During the recently-concluded United Nations General Assembly in New York, USA, the Guyana Delegation led by Foreign Minister Carl Greenidge facilitated a meeting between the Governor of the Bank of Guyana and representatives of Merrill Lynch, the investment arm of the Bank of America Corporation which had expressed an interest in Guyana’s proposed Sovereign Wealth Fund. It was not so much that Greenidge facilitated the meeting, or that Finance Minister Winston Jordan would most likely have also attended had his diary permitted, but rather the enthusiasm and expansiveness with which Greenidge subsequently reported on the meeting. Greenidge at a Press Conference on his return to Guyana, promoted the banker’s “variety of expertise in the setting up of such funds, and providing options for collaboration that they can offer.”

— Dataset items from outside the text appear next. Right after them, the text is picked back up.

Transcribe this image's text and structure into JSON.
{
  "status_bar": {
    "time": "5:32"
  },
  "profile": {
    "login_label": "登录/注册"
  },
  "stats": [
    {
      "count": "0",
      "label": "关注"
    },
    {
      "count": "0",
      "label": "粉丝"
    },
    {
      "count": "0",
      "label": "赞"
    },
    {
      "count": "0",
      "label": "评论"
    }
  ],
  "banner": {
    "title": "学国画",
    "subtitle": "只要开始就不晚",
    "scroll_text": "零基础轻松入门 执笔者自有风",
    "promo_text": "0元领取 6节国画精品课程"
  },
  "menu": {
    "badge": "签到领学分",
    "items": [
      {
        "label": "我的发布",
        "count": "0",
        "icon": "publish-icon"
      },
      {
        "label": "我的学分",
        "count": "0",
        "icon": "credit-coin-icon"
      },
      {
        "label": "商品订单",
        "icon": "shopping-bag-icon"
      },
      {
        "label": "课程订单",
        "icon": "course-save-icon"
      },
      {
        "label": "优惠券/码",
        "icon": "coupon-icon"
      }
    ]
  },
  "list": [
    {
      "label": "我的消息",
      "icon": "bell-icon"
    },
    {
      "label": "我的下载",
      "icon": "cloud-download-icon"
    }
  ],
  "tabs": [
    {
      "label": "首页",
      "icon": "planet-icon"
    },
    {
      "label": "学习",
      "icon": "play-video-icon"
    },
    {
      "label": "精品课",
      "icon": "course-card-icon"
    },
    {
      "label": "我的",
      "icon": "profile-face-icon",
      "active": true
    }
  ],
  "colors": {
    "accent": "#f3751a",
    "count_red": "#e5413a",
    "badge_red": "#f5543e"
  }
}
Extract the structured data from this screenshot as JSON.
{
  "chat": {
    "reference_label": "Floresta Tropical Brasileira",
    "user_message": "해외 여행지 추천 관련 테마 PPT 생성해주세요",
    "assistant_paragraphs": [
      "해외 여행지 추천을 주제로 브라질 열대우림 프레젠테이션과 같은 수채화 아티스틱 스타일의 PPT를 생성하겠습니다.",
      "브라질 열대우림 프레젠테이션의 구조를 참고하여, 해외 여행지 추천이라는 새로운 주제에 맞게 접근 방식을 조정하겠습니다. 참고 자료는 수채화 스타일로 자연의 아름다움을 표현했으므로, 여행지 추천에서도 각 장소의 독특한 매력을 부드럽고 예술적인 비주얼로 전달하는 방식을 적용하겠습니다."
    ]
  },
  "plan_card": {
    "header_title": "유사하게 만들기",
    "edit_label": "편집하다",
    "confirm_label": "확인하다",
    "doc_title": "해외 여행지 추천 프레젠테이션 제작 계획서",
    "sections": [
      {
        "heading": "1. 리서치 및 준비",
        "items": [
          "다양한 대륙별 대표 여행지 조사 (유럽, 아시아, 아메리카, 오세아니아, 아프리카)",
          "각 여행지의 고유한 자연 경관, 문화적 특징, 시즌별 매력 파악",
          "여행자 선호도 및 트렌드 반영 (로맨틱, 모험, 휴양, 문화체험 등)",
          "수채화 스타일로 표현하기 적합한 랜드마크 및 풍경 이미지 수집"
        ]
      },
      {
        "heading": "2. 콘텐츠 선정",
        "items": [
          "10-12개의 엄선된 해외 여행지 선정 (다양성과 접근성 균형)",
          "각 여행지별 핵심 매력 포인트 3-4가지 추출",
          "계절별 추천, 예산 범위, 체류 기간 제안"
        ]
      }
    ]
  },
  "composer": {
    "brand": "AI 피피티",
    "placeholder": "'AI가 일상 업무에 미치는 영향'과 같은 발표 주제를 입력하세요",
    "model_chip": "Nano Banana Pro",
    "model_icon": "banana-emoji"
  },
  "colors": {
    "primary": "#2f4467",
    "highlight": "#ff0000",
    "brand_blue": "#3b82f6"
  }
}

But Greenidge was not done yet. He touted Merrill Lynch’s capacity and extensive experience in the management of the equivalent of sovereign wealth funds, reminding the Guyanese media that Merrill Lynch was no stranger to Guyana and that when he was the minister of finance in a previous government, the investment division facilitated the Bank of Guyana and the Bank of America working together. Such gratuitous high level endorsement in an emerging oil economy must be anyone’s dream.